Thomas Piketty is in het verkeerde land op bezoek

05 november 2014Leestijd: 4 minuten

De Franse econoom Thomas Piketty wordt door de Tweede Kamer als een rockster ontvangen. Zijn boodschap is niet van toepassing op ons land, zo blijkt nog maar eens.

Voor veel, vooral linkse politici en economen, is het nu al een van de hoogtepunten van 2014. De komst van de Franse econoom Thomas Piketty naar Nederland. Kort daarvoor verschijnt de Nederlandse vertaling van zijn boek Kapitaal in de 21e eeuw, een lijvig onderzoek naar vermogensverschillen in de westerse wereld en de maatschappelijke en politieke gevolgen daarvan.

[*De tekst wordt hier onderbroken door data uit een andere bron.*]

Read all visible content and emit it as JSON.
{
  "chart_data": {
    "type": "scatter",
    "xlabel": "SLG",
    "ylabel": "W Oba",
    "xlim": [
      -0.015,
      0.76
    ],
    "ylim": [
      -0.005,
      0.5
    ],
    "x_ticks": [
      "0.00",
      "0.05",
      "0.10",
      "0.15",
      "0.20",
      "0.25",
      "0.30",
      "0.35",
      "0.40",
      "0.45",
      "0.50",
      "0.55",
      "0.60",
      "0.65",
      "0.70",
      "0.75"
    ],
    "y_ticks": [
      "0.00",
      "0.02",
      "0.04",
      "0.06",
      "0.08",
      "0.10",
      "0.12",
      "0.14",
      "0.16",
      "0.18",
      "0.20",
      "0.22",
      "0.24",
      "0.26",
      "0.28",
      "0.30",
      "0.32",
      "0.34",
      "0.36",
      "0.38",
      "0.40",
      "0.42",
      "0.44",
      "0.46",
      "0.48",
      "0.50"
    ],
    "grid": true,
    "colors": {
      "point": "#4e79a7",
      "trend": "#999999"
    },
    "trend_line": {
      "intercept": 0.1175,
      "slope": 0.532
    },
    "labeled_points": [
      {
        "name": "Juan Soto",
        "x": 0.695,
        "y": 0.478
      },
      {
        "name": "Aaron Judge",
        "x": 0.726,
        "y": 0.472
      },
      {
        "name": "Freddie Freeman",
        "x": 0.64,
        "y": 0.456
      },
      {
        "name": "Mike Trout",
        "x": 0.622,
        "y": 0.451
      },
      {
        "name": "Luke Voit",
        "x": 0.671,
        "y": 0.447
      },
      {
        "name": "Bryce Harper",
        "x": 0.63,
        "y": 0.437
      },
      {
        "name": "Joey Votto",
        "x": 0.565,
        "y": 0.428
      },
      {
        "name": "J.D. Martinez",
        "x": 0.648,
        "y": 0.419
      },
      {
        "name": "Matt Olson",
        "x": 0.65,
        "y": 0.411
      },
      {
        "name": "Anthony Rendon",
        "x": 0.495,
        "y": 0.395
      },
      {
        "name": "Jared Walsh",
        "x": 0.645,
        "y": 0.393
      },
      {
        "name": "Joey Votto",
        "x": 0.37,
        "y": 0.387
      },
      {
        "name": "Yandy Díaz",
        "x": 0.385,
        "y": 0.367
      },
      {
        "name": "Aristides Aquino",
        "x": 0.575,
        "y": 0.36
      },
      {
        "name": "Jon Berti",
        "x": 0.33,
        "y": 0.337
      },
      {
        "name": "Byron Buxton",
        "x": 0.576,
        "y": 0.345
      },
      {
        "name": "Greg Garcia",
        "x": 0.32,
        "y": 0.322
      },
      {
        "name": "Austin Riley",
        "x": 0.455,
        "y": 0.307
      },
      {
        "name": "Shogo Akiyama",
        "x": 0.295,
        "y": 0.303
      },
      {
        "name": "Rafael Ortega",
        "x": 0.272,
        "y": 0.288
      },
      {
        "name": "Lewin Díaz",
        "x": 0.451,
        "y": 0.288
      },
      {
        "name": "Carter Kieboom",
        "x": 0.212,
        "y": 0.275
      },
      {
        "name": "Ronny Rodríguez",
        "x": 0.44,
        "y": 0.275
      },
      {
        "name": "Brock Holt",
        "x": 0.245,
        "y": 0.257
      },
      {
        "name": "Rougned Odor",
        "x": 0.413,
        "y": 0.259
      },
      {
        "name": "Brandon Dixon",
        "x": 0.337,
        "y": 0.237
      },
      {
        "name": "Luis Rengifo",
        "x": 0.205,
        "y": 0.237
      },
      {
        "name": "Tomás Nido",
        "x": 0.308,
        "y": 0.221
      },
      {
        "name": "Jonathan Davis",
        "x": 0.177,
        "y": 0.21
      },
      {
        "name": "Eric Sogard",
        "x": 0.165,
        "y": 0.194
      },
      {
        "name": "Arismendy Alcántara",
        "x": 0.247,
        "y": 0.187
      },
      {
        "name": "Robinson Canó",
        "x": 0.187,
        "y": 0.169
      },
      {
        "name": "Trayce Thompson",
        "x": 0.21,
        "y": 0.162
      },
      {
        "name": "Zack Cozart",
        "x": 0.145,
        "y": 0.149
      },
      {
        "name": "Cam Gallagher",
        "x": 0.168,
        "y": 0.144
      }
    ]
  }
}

De 43-jarige auteur, voormalig adviseur van de Franse Parti Socialiste, wordt tijdens zijn bliksembezoek aan ons land geïnterviewd in poptempel Paradiso in Amsterdam, hij is te gast bij Room for Discussion op de UvA en spreekt in Den Haag op uitnodiging van GroenLinks de financieel specialisten van de Tweede Kamer toe.

Progressieve partijen lopen weg met Piketty. De PvdA, die het in de opiniepeilingen niet goed doet en mogelijkheden zoekt om zich beter te profileren, greep de door Piketty voorspelde toename van de kloof tussen vermogenden en onvermogenden met beide handen aan. De partij eist daarom hogere belasting op vermogen.

Verdeling

Probleem: er is geen bewijs dat de vermogensverschillen hier substantieel toenemen. Piketty beschrijft in zijn boek de trend in allerlei landen, maar gaat niet in detail op Nederland in. Het kabinet deed dat in een brief aan de Tweede Kamer wel.

Conclusie van PvdA-minister Lodewijk Asscher (Sociale Zaken) en VVD-staatssecretaris Eric Wiebes (Financiën): de verdeling van vermogen is weliswaar ‘aanzienlijk schever dan de verdeling van inkomen, maar is fors gedaald gedurende de twintigste eeuw en de afgelopen twintig jaar stabiel’.

Zo beschouwd komt Piketty in het verkeerde land op bezoek. Nederland is in veel opzichten egalitair. Niet alleen zijn vermogensverhoudingen stabiel, ook inkomensverschillen zijn vergeleken met andere landen relatief klein.

De bewindslieden wijzen in hun brief onder meer op inmiddels twintig jaar oud onderzoek van de Amsterdamse hoogleraar cultuursociologie Nico Wilterdink (68). Hij bracht vermogensverschillen tussen 1894 en 1989 in kaart. Het kabinet vulde zijn data aan met gegevens van het Centraal Bureau voor de Statistiek (CBS) over latere jaren.

De grafiek die dat oplevert, laat zien dat vermogensverschillen in de twintigste eeuw gestaag daalden. De rijkste 5 procent Nederlanders had in 1914 80 procent van het vermogen, in 1989 zo’n 55 procent. Volgens het CBS was dat percentage in 2012 verder gedaald, tot ongeveer 45 procent.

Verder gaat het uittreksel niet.